Tens of thousands of young women and men at college can look forward to improved sporting opportunities thanks to £20 million of National Lottery investment from Sport England.
With £17 million of funding, colleges across the country are now recruiting the first 117 of 150 sports professionals who will act as College Sports Makers over the next five years, helping students get involved in sport.
Further education (college) students play the least sport of young people aged 16 and over who are in education. The Active Peopls Survey shows that around 65% of school pupils aged 16 and over do sport at least once a week, compared to 53% of higher education students and 50% of college students.
“Following the success and enthusiasm generated by the summer, I am determined to keep up the momentum of the Olympic and Paralympic Games and get more people playing sport,” said Maria Miller, Secretary of State for Culture, Media and Sport.
“Raising participation levels among young people is absolutely crucial.
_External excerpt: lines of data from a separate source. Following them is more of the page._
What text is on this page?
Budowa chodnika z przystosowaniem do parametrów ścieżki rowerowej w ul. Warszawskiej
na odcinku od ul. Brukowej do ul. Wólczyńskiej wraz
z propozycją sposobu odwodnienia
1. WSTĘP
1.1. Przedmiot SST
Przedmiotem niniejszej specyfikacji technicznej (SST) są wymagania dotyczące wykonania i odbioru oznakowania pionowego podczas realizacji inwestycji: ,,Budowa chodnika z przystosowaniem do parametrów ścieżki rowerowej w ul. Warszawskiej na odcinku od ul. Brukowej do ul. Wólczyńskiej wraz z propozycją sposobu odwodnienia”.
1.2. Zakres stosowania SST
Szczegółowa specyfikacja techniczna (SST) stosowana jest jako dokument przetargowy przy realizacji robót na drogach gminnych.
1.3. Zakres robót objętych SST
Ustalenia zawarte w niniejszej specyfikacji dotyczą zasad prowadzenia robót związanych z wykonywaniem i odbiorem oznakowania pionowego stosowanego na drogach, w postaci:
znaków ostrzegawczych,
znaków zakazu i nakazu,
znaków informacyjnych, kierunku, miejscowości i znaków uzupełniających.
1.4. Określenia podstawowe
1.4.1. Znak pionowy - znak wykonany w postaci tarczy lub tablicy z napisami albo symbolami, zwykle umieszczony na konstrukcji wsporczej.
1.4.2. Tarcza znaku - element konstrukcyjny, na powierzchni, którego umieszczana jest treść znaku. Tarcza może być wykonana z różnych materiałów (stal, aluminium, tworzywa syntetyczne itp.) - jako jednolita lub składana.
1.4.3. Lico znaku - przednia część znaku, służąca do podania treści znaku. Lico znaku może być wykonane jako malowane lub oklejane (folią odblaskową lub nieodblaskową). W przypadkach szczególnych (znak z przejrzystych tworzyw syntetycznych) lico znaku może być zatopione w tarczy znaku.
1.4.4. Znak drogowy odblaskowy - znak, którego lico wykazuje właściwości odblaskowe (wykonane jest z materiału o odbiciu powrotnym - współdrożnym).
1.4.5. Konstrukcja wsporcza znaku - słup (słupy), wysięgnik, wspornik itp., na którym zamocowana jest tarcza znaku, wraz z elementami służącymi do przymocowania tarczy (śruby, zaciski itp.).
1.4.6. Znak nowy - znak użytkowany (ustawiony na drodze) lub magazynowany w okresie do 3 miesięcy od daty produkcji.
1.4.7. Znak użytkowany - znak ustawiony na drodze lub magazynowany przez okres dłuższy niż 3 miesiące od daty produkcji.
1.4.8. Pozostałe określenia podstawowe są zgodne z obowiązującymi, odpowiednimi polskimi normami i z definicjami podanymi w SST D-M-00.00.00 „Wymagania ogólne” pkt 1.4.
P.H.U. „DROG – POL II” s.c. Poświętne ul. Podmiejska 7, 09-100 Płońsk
This £20 million investment from the National Lottery will help do exactly that, getting more students in colleges up and down the country involved in sport. It will also create 150 new jobs, and these ‘College Sport Makers’ will make a real difference in helping young people develop a sporting habit for life,” she added.
Participation is lower among young women than men at college so the new workers will have a specific remit to ensure the sporting opportunities are attractive to young women and are marketed effectively to them.
“Too many teenagers drop out of sport when they leave school, as it gets squeezed by competing demands like studying, work and relationships,” said Richard Lewis, Chair of Sport England. We want College Sport Makers to remind young people how much fun sport is and to help them build it into their schedules so they develop a sporting habit for life.”
Part of Sport England’s five-year £1 billion Youth and Community Strategy, College Sport Makers will help individual sports to market their opportunities to students as well as linking colleges with community sports clubs, running leagues and sports groups and offering coaching for certain sports. Every College Sport Maker will be expected to help hundreds of students to make sport a bigger part of their lives.
One of the roles will be at Exeter College, whose Head of Faculty for Sport, Leisure & Tourism, Peter Chapman, said: “This is fantastic news for the students of Exeter College. The investment will enable us to make a huge difference in what we are able to provide for all of our learners, a much wider and increased choice of sports positively contributing to the aim of increasing the levels of physical activity within our college population.”
Colleges can also bid for a share of £3 million of additional funding to improve the sport they’re able to offer. Grants of between £30,000 and £150,000 will be offered to help colleges to run new sport projects. This money could pay for equipment to introduce new sports at a college, the cost of running new leagues, facility hire for students from colleges that don’t have facilities or transport to get students to sessions.